O Instituto Chico Mendes de Conservação da Biodiversidade (ICMBio) confirmou que as 11 ararinhas-azuis recapturadas no início de novembro em Curaçá, na Bahia, testaram positivo para circovírus, agente da doença conhecida como “doença do bico e das penas”. A enfermidade não tem cura e causa morte na maior parte dos casos. As aves fazem parte do programa brasileiro de reintrodução da espécie, uma das mais raras do mundo.
O que é o circovírus e por que preocupa
O circovírus dos psitacídeos é originário da Austrália e afeta araras, papagaios e periquitos. Ele não infecta humanos e não atinge aves de produção, mas é altamente letal para espécies silvestres.

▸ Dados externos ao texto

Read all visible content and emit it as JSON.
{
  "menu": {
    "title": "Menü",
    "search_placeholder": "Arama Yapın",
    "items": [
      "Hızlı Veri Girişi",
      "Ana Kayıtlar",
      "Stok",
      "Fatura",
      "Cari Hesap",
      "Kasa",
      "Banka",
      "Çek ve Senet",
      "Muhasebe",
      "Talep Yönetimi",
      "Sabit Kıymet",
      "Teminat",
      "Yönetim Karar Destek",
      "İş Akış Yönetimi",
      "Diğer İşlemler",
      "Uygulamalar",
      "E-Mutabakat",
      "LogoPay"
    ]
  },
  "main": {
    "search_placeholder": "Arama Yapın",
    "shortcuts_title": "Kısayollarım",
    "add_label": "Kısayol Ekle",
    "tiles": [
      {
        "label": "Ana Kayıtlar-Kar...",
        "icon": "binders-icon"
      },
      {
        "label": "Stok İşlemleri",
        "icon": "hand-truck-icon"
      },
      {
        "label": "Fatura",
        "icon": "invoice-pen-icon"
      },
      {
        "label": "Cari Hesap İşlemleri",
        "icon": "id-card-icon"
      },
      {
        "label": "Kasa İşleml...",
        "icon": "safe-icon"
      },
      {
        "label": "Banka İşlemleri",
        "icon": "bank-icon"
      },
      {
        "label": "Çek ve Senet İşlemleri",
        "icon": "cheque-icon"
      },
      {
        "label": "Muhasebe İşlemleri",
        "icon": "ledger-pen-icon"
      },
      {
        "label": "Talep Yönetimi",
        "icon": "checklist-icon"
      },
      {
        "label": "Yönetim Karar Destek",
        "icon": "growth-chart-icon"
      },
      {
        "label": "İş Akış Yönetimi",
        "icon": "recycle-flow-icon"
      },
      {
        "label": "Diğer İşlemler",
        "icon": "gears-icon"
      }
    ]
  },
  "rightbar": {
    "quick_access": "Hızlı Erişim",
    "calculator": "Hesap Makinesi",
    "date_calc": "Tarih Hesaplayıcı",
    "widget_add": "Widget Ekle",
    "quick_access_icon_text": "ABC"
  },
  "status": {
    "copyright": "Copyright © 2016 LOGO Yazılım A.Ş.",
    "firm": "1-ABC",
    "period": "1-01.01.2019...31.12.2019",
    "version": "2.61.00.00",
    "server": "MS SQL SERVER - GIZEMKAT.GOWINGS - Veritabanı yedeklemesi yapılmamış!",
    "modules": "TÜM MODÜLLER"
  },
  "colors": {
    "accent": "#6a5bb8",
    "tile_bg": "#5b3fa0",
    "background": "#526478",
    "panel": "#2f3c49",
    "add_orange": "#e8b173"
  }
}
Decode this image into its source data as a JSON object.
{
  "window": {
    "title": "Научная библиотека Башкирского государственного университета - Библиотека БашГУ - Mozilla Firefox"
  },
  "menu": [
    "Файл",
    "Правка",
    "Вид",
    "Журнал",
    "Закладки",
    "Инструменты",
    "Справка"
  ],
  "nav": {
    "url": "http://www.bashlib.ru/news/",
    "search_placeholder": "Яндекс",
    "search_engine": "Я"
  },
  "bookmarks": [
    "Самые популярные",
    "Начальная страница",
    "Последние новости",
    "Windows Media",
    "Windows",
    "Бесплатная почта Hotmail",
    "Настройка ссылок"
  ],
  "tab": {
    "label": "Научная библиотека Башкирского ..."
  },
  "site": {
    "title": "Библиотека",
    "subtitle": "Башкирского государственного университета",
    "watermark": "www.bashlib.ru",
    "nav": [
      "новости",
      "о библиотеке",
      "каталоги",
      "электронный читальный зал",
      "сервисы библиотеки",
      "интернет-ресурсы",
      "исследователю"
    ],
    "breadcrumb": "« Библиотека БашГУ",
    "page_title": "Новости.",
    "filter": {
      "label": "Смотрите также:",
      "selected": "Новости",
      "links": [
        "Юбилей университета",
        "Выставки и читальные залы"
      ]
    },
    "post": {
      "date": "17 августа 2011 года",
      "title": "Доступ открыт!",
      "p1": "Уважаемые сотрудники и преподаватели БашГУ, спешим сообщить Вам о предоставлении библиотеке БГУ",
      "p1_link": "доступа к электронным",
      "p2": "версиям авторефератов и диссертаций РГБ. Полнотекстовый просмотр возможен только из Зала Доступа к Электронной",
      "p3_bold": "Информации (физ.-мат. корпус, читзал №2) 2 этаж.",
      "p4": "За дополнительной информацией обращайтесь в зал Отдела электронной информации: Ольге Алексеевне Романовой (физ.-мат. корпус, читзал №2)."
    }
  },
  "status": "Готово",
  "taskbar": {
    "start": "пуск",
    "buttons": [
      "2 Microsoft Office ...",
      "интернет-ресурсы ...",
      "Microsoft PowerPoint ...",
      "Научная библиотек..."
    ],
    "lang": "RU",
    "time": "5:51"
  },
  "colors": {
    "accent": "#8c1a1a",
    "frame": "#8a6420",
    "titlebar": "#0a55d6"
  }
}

O vírus provoca alterações nas penas, falhas no empenamento e deformidades no bico. Por isso, a confirmação de circulação do circovírus entre ararinhas reintroduzidas acendeu alerta no órgão ambiental.
Investigação sobre a origem do vírus
As aves haviam sido repatriadas da Europa e integravam o Programa de Reintrodução da Ararinha-Azul, mantido em um criadouro conservacionista em Curaçá. Elas foram soltas na natureza em 2022.
Após a detecção do primeiro caso, em maio deste ano, o ICMBio instaurou o Sistema de Comando de Incidente para conter o avanço da infecção. Agora, com 11 aves testando positivo, o órgão investiga como o vírus chegou aos animais. A próxima etapa é separar indivíduos positivos e negativos para reforçar protocolos de biossegurança.
Multa de R$ 1,8 milhão por falhas de biossegurança
Vistorias do ICMBio, do Inema (Instituto do Meio Ambiente e Recursos Hídricos da Bahia) e da Polícia Federal apontaram que o criadouro responsável pelo manejo das aves não estava cumprindo protocolos mínimos de biossegurança.
Entre as irregularidades identificadas:
- comedouros extremamente sujos, com acúmulo de fezes ressecadas
- ausência de limpeza e desinfecção diária das instalações
- funcionários realizando manejo usando chinelo, bermuda e camiseta, sem proteção individual
Diante disso, o ICMBio aplicou Auto de Infração de aproximadamente R$ 1,8 milhão ao criadouro e ao seu diretor. O local, antes chamado Blue Sky, também foi alvo de autuação do Inema no valor de cerca de R$ 300 mil.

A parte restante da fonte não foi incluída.